In terms of impacts and vulnerability cities can be both exposed to and severely affected by flooding, extreme meteorological phenomena such as heat waves or cold spells and Urban Heat Island (UHI) effects1. Cities can also be relatively more vulnerable to the effects of climate change than rural dwellings due to their dependence on large infrastructures such as waste management systems, public transport systems, water and communication systems (OECD, 2010). In addition to these impacts, it is important to note that the resilience of cities could be limited as large infrastructures tend to be ill-equipped to deal with extreme weather events (Hallegatte et al. 2010).

Examples of disruptions due to weather conditions are abundant. In the EU for example flooding in central Europe (such as those suffered in 2010), heat waves (that hit the EU, France in particular, in 2003) and cold spells (such as the one suffered in central Europe in 2010) have brought cities to a halt.

Countries and cities that are expected to be significantly affected by climate change are increasingly interested in policies to arrest it. Spain for example is the most semi-arid country in Western Europe and according to most climate model predictions is located in a climate change “hotspot”. Modelling predicts temperature increases per decade in Spain of 0.4ºC in the winter and 0.6ºC in the summer as well as reductions in precipitation of 5% per 1ºC temperature increase (Moreno, 2005; Ayuntamiento de Madrid, 2008).

In particular, Spain’s capital city, Madrid, is expected to be severely affected by climate change.

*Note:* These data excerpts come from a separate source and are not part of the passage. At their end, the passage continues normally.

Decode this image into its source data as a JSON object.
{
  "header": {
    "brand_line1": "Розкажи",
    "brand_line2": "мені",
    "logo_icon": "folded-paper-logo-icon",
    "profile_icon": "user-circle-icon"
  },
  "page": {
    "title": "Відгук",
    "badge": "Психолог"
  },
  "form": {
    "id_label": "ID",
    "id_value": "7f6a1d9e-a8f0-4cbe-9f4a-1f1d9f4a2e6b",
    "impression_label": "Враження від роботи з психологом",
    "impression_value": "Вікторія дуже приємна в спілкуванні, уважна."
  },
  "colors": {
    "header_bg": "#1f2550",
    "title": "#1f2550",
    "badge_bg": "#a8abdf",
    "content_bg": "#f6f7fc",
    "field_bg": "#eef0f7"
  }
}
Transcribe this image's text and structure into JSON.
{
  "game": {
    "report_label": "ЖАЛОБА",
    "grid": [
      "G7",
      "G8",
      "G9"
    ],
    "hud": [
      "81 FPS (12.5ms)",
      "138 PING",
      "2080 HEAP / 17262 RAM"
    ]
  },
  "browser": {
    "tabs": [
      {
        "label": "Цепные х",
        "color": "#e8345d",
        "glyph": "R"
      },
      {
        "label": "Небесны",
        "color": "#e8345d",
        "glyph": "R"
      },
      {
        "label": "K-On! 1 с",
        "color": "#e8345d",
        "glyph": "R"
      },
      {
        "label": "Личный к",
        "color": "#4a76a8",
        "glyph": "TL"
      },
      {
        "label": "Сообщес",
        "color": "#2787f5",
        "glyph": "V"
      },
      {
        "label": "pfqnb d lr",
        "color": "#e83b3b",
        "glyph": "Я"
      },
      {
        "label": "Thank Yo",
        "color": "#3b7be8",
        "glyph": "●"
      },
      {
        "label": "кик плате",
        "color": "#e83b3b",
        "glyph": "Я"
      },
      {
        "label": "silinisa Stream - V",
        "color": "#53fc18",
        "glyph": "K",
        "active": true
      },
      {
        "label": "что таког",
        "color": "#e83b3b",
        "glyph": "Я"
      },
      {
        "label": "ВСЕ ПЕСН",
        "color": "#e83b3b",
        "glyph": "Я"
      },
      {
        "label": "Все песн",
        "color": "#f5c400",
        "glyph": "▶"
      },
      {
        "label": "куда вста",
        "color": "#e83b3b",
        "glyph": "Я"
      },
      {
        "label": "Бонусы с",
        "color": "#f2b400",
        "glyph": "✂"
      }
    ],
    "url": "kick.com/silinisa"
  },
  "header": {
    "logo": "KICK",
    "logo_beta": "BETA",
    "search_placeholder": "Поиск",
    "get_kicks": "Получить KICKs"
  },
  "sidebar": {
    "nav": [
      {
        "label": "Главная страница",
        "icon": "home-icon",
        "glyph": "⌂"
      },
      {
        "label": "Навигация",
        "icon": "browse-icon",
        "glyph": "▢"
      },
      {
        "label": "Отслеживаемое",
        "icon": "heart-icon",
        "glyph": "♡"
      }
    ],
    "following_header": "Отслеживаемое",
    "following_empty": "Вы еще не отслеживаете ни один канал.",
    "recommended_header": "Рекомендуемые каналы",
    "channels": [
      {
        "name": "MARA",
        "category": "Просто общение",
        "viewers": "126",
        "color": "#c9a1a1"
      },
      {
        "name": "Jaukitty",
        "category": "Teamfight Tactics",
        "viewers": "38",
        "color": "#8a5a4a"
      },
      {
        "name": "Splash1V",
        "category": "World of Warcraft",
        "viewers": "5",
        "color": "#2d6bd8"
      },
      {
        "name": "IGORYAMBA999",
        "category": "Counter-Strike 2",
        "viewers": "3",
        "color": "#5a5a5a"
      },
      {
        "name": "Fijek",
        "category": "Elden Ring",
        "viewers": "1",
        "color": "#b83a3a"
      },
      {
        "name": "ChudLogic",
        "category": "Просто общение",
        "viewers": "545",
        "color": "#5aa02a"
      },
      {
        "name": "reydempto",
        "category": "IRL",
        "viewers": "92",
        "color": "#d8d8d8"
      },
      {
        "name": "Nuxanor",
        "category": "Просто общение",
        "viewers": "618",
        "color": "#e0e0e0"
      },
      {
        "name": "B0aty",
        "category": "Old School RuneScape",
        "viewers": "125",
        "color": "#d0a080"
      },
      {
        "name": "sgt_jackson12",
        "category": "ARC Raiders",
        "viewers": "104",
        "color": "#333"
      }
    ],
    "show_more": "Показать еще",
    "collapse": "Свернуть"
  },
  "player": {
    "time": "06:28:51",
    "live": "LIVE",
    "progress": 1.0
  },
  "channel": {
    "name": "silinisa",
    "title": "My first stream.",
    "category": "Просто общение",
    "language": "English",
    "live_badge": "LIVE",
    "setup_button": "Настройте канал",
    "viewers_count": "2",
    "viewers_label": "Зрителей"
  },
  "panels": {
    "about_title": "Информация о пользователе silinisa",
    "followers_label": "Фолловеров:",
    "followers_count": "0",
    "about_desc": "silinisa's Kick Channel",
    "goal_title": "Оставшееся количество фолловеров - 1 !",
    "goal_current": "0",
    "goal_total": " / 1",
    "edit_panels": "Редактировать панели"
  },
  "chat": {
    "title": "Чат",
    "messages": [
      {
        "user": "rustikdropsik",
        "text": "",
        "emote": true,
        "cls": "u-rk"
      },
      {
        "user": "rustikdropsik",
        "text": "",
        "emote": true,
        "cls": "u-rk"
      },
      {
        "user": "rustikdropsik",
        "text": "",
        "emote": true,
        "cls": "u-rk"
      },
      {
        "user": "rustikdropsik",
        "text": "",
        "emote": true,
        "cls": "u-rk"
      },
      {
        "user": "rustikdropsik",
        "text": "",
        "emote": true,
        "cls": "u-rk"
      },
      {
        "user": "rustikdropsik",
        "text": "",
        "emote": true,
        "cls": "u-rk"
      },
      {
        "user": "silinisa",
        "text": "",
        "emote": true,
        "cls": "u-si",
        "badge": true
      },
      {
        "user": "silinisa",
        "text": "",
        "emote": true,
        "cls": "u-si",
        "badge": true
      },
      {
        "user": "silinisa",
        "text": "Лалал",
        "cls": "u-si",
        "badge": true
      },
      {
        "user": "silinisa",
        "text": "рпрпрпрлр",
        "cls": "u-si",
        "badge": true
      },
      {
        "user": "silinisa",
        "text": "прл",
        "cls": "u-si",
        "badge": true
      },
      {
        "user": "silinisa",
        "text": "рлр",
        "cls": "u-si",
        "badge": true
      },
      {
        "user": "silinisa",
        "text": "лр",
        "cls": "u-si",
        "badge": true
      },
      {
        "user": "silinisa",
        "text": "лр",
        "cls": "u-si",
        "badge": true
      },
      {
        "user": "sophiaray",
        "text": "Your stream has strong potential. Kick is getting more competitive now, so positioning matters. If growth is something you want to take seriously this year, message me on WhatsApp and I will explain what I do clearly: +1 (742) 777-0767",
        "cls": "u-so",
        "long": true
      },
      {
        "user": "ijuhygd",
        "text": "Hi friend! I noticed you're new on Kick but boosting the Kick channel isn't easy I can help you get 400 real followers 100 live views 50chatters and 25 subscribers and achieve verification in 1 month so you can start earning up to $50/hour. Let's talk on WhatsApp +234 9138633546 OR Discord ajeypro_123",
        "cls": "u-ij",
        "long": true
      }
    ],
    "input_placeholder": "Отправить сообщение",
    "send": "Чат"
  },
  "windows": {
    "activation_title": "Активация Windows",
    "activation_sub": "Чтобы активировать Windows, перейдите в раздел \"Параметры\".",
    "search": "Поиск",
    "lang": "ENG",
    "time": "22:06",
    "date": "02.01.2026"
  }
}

Madrid, is one of the great world metro regions2 and it is also the city that has experienced the highest increase in temperature amongst 16 European capitals between 1970 and 2005 (Valladares, 2008). According to Ayuntamiento de Madrid (2008) predictions tell us that in Madrid we can expect to see temperature rises ranging from 4ºC to 7ºC in the summer (and between 2ºC to 4ºC in the winter) during the period 2070 to 2100 (compared to temperature records of the period 1960 to 1990). Additionally, Madrid’s policies to respond to climate change have only partially been analysed (Ryser and Franchini, 2009 and OECD, 2010).

As an illustration of how potential climate change can affect cities, Figure 1 shows a possible depiction of how EU urban populations, including Madrid, might feel (temperature wise) by the last quarter of this century in terms of the weather having moved south.

Figure 1.

Southward shift of temperatures in EU cities due to climate change (2070-2010) (Source: OECD (2010: 71))

978-1-61350-344-7.ch014.f01

As regards precipitations in Madrid, models are less precise but maximum precipitation decreases are expected during the summer and high precipitation decreases are expected during the spring. Evapotranspiration is expected to decline between 40% and 60% during the summer, between 20% and 40% during the autumn and less than 20% during the spring. In winter an increase in evapotranspiration of less than 20% is also predicted.